La Cour de justice de l’Union européenne a rendu une décision préjudicielle importante le 1er octobre 2015 concernant l’interprétation de la directive 69/335/CEE. Ce litige porte sur la compatibilité d’un prélèvement étatique sur des émoluments notariaux perçus lors de transformations de sociétés de capitaux. Un notaire exerçant sous statut de fonctionnaire a procédé, entre 2002 et 2005, à plusieurs authentifications d’actes de transformation de diverses formes sociales. Ces opérations juridiques n’ont engendré aucune augmentation du capital des entités concernées par le changement de statut juridique. L’administration a exigé le reversement d’une quote-part des droits perçus au Trésor public en vertu de la réglementation nationale applicable. Le professionnel a contesté cette ordonnance de taxe devant les juridictions compétentes, soulevant ainsi un conflit de normes. Saisie du litige, l’Amtsgericht Karlsruhe a décidé de surseoir à statuer pour interroger la juridiction européenne sur la qualification de ces droits. Le juge national demande si ces sommes constituent des impositions prohibées, même en l’absence de tout accroissement de capital social.
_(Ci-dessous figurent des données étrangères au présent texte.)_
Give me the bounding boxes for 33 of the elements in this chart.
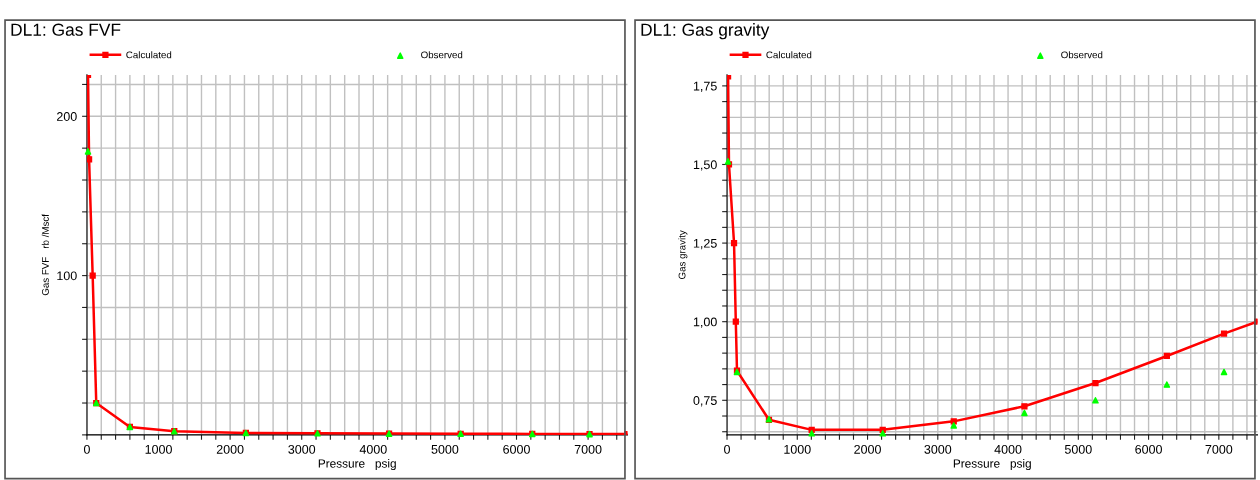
legend-label: Calculated [766, 51, 812, 59]
x-tick-label: 4000 [359, 444, 387, 454]
x-tick-label: 0 [724, 444, 731, 454]
x-tick-label: 2000 [216, 444, 244, 454]
y-axis-title: Gas FVF rb /Mscf [41, 214, 49, 296]
x-axis-title: Pressure psig [318, 459, 396, 471]
x-tick-label: 0 [83, 444, 90, 454]
x-tick-label: 6000 [1135, 444, 1162, 454]
y-tick-label: 1,75 [693, 81, 717, 93]
y-tick-label: 1,50 [693, 160, 717, 171]
x-tick-label: 3000 [288, 444, 316, 454]
x-tick-label: 5000 [431, 444, 459, 454]
x-tick-label: 1000 [145, 444, 172, 454]
legend-label: Calculated [126, 51, 172, 59]
y-tick-label: 1,25 [693, 238, 717, 250]
legend-label: Observed [1061, 51, 1103, 59]
y-tick-label: 100 [57, 271, 77, 281]
x-tick-label: 6000 [503, 444, 530, 454]
chart-title: DL1: Gas gravity [641, 23, 770, 40]
x-tick-label: 7000 [574, 444, 602, 454]
y-tick-label: 0,75 [693, 396, 717, 407]
x-tick-label: 1000 [784, 444, 811, 454]
chart-title: DL1: Gas FVF [11, 23, 121, 36]
legend-label: Observed [421, 51, 463, 59]
x-axis-title: Pressure psig [953, 459, 1031, 471]
x-tick-label: 4000 [994, 444, 1022, 454]
y-axis-title: Gas gravity [678, 230, 688, 279]
y-tick-label: 200 [56, 112, 77, 121]
x-tick-label: 5000 [1064, 444, 1092, 454]
y-tick-label: 1,00 [693, 317, 717, 328]
x-tick-label: 7000 [1205, 444, 1233, 454]
x-tick-label: 3000 [924, 444, 952, 454]
x-tick-label: 2000 [854, 444, 881, 454]
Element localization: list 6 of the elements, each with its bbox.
La Cour de justice répond par l’affirmative, jugeant que le droit de l’Union s’oppose à la perception d’une telle quote-part étatique.
**I. L’assimilation des émoluments notariaux à une imposition indirecte prohibée**
*A. Le caractère d’imposition des droits perçus par un notaire fonctionnaire*
La Cour rappelle que la directive prohibe les impositions présentant les mêmes caractéristiques que le droit d’apport pour garantir la liberté de circulation. Elle précise que « des émoluments notariaux perçus par des notaires fonctionnaires pour une opération relevant de la directive 69/335 constituent une imposition ». Cette qualification s’impose dès lors que les sommes sont versées partiellement à l’autorité publique employant ces agents. Ces fonds servent au financement de missions d’intérêt général incombant à l’entité publique, perdant ainsi leur nature de simple rémunération. L’article 10 de la directive doit donc s’appliquer à ces prélèvements obligatoires effectués lors d’actes authentiques.
*B. La qualification de formalité nécessaire à l’exercice de l’activité sociale*
La prohibition européenne concerne les droits dus pour une formalité préalable à l’exercice d’une activité liée à la forme de la société. Les juges soulignent que cette disposition « doit être interprétée de manière large » pour inclure les formalités conditionnant la poursuite de l’activité. L’authentification notariale d’une transformation sociale constitue une obligation légale impérative dans le cadre de la réglementation nationale en cause. Cette exigence juridique conditionne directement la validité du changement de forme et donc la continuité des opérations de la personne morale. Le versement au Trésor public lié à cet acte entre nécessairement dans le champ des impositions indirectes interdites.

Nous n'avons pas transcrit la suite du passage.